E ancora, gli anziani e i malati cronici non hanno spesso bisogno di visite di controllo e terapie ambulatoriali? Chi li accompagna se inibiamo loro i mezzi pubblici? In una società dove il virus circolerebbe molto di più di quanto fa con le attuali restrizioni, non si moltiplicherebbero i rischi anche per queste persone che si pretende di isolare e che già adesso devono prendere molte precauzioni?

anziani lockdown coronavirus

E poi ci sono delle contraddizioni che sfiorano il ridicolo. Molte regioni stanno facendo bandi e appelli per richiamare i medici o altro personale sanitario in pensione. Il bisogno di anestesisti, rianimatori, esperti in malattie infettive o dell’apparato respiratorio, radiologi, infermieri, ecc., sta diventando e diventerà sempre più una necessità imprescindibile. Che si fa con queste persone? Le si manda al macello in un mondo dove il virus viene lasciato libero perché qualcuno ha deciso che non vuole smettere di farsi gli aperitivi con gli amici? I medici… sono moltissimi i medici anziani che dovrebbero essere interessati da questo isolamento. L’età media dei medici ospedalieri o che lavora nelle Asl è oggi di 51 anni. La giornalista scientifica Roberta Villa ha eseguito una ricerca sui dati dell’ordine dei medici e gli over 60 costituiscono circa il 40% del totale. È possibile che alcune di queste persone non esercitino più neanche nel settore privato e che abbiano deciso di rimanere iscritti continuando a versare la quota annuale per puro senso di appartenenza, ma è certo che dovremmo rinunciare all’apporto di decine di migliaia di medici e tecnici sanitari.
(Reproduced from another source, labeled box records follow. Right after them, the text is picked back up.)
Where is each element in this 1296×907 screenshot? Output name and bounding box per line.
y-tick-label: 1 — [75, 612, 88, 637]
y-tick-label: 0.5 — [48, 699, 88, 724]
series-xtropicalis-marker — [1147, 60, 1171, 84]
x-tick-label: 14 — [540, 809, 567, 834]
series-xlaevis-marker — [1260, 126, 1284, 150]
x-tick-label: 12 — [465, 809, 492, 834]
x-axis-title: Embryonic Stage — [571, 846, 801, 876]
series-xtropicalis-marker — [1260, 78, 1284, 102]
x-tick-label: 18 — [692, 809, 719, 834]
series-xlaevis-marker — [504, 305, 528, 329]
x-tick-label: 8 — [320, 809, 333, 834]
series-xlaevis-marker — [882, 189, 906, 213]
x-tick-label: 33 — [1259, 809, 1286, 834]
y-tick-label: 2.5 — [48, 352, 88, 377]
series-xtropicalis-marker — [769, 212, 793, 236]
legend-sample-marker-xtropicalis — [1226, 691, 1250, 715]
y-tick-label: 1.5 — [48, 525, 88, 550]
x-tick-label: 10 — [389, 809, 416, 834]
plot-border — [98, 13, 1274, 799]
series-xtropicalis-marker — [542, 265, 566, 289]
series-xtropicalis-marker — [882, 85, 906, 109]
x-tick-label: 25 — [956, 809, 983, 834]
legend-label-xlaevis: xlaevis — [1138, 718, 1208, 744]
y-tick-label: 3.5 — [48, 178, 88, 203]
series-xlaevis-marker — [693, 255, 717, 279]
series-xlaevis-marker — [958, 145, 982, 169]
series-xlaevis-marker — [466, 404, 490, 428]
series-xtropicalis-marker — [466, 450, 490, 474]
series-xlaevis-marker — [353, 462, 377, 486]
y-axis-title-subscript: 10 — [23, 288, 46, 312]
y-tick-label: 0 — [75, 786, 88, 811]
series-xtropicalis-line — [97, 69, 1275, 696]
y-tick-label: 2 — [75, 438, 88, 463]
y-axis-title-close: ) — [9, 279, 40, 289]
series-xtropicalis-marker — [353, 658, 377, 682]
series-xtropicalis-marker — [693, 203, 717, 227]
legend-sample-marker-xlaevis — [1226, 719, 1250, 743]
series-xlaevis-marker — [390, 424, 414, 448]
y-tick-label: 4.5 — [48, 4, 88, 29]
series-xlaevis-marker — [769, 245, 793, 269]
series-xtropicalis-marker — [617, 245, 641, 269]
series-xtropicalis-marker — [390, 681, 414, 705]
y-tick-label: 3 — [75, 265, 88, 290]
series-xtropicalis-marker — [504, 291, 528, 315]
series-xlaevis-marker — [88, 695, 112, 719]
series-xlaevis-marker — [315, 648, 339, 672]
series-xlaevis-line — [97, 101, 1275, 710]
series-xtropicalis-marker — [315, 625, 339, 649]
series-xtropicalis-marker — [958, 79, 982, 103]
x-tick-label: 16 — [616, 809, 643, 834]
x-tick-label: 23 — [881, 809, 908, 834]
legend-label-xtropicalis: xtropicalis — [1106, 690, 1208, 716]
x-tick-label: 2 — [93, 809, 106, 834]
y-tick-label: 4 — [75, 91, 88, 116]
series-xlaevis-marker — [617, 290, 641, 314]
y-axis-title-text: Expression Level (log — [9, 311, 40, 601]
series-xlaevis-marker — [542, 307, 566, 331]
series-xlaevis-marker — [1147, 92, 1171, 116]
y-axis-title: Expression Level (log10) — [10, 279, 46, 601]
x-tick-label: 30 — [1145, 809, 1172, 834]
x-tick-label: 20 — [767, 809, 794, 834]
C’è infine un altro punto da sottolineare. Più alziamo la soglia di età delle persone da isolare (per esempio gli over 75) più questo isolamento avrà discrete possibilità di riuscire almeno parzialmente, ma meno sarà efficace per prevenire il collasso del servizio sanitario. Più abbassiamo questa soglia (per esempio over 55-60) meno sarà fattibile ottenere un isolamento efficace e maggiori saranno i danni economici da sopportare. La coperta è quindi troppo corta.
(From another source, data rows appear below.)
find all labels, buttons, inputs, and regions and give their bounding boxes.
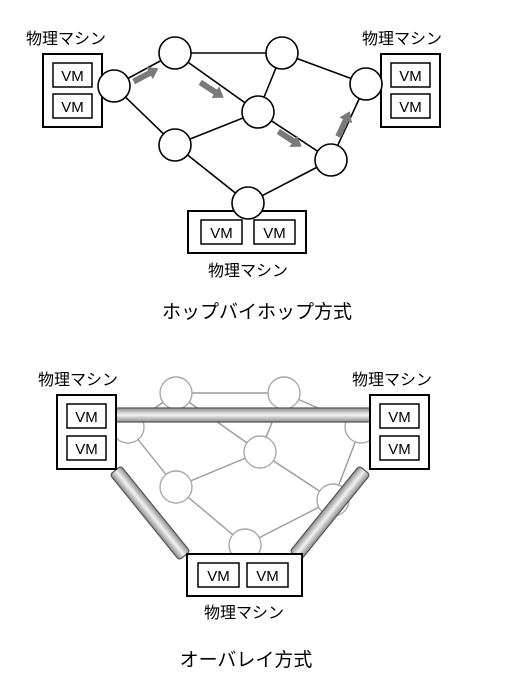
route-arrow-icon xyxy=(335,111,353,138)
physical-machine-right: 物理マシン VM VM xyxy=(362,29,442,128)
physical-machine-left: 物理マシン VM VM xyxy=(38,370,118,470)
overlay-underlay-network xyxy=(111,376,378,562)
hop-route-arrows xyxy=(132,66,353,148)
physical-machine-bottom: VM VM 物理マシン xyxy=(186,553,303,622)
physical-machine-label: 物理マシン xyxy=(38,370,118,389)
vm-label: VM xyxy=(61,68,84,85)
network-node xyxy=(265,36,299,70)
hop-network-nodes xyxy=(158,36,348,177)
overlay-caption: オーバレイ方式 xyxy=(180,649,313,671)
network-node xyxy=(158,128,192,162)
route-arrow-icon xyxy=(276,128,302,148)
overlay-diagram: 物理マシン VM VM 物理マシン VM VM VM VM 物理マシン オーバレ… xyxy=(38,370,432,671)
physical-machine-right: 物理マシン VM VM xyxy=(352,370,432,470)
overlay-tunnel xyxy=(110,466,190,560)
vm-label: VM xyxy=(75,441,98,458)
network-node xyxy=(159,376,193,410)
vm-label: VM xyxy=(61,99,84,116)
network-node xyxy=(349,67,383,101)
network-node xyxy=(97,69,131,103)
network-node xyxy=(241,95,275,129)
vm-label: VM xyxy=(256,568,279,585)
network-node xyxy=(243,435,277,469)
route-arrow-icon xyxy=(132,66,159,85)
route-arrow-icon xyxy=(198,79,224,99)
network-node xyxy=(231,186,265,220)
physical-machine-label: 物理マシン xyxy=(362,29,442,48)
vm-label: VM xyxy=(399,68,422,85)
vm-label: VM xyxy=(207,568,230,585)
hop-by-hop-caption: ホップバイホップ方式 xyxy=(162,301,352,323)
vm-label: VM xyxy=(210,225,233,242)
vm-label: VM xyxy=(75,409,98,426)
physical-machine-left: 物理マシン VM VM xyxy=(26,29,106,128)
network-node xyxy=(314,143,348,177)
physical-machine-label: 物理マシン xyxy=(352,370,432,389)
vm-label: VM xyxy=(263,225,286,242)
hop-by-hop-diagram: 物理マシン VM VM 物理マシン VM VM VM VM 物理マシン xyxy=(26,29,442,323)
overlay-tunnel xyxy=(111,407,375,423)
network-node xyxy=(159,470,193,504)
network-node xyxy=(158,36,192,70)
vm-label: VM xyxy=(388,441,411,458)
physical-machine-label: 物理マシン xyxy=(208,261,288,280)
network-node xyxy=(267,376,301,410)
vm-label: VM xyxy=(399,99,422,116)
physical-machine-label: 物理マシン xyxy=(204,603,284,622)
physical-machine-label: 物理マシン xyxy=(26,29,106,48)
physical-machine-bottom: VM VM 物理マシン xyxy=(187,210,307,280)
vm-label: VM xyxy=(388,409,411,426)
In conclusione la protezione degli anziani e dei fragili è qualcosa a cui dovremmo tendere, ma non è possibile pensare che sia un modo per garantire al resto della popolazione di vivere “liberamente” e senza eccessive restrizioni. Precauzioni, prudenze e piccoli sacrifici dobbiamo farli tutti e più saremo attenti meno restrizioni dovremo sopportare nei prossimi mesi. I ritrovi privati (nelle case e fuori dalle attività lavorative e scolastiche) devono essere limitati nella frequenza e soprattutto nel numero di partecipanti, solo così il virus si rallenta. A questo servono i lockdown, le restrizioni e gli obblighi, cioè a farci fare quello che potremmo benissimo fare da soli se riservassimo i nostri istinti libertari per cause più nobili. Altrimenti si arriva al punto in cui siamo adesso (al netto delle gravi responsabilità di chi ci governa a ogni livello per non aver fatto quello che andava fatto, sia chiaro).

Perché le soluzioni semplici ai problemi complessi sono esattamente quello che chiamiamo populismo. Come si noterà non ho neanche toccato le implicazioni etiche o psicologiche che comporterebbe isolare per mesi milioni di persone persino dai propri familiari. Questo sarebbe un altro capitolo che meriterebbe approfondimenti e riflessioni tutt’altro che banali.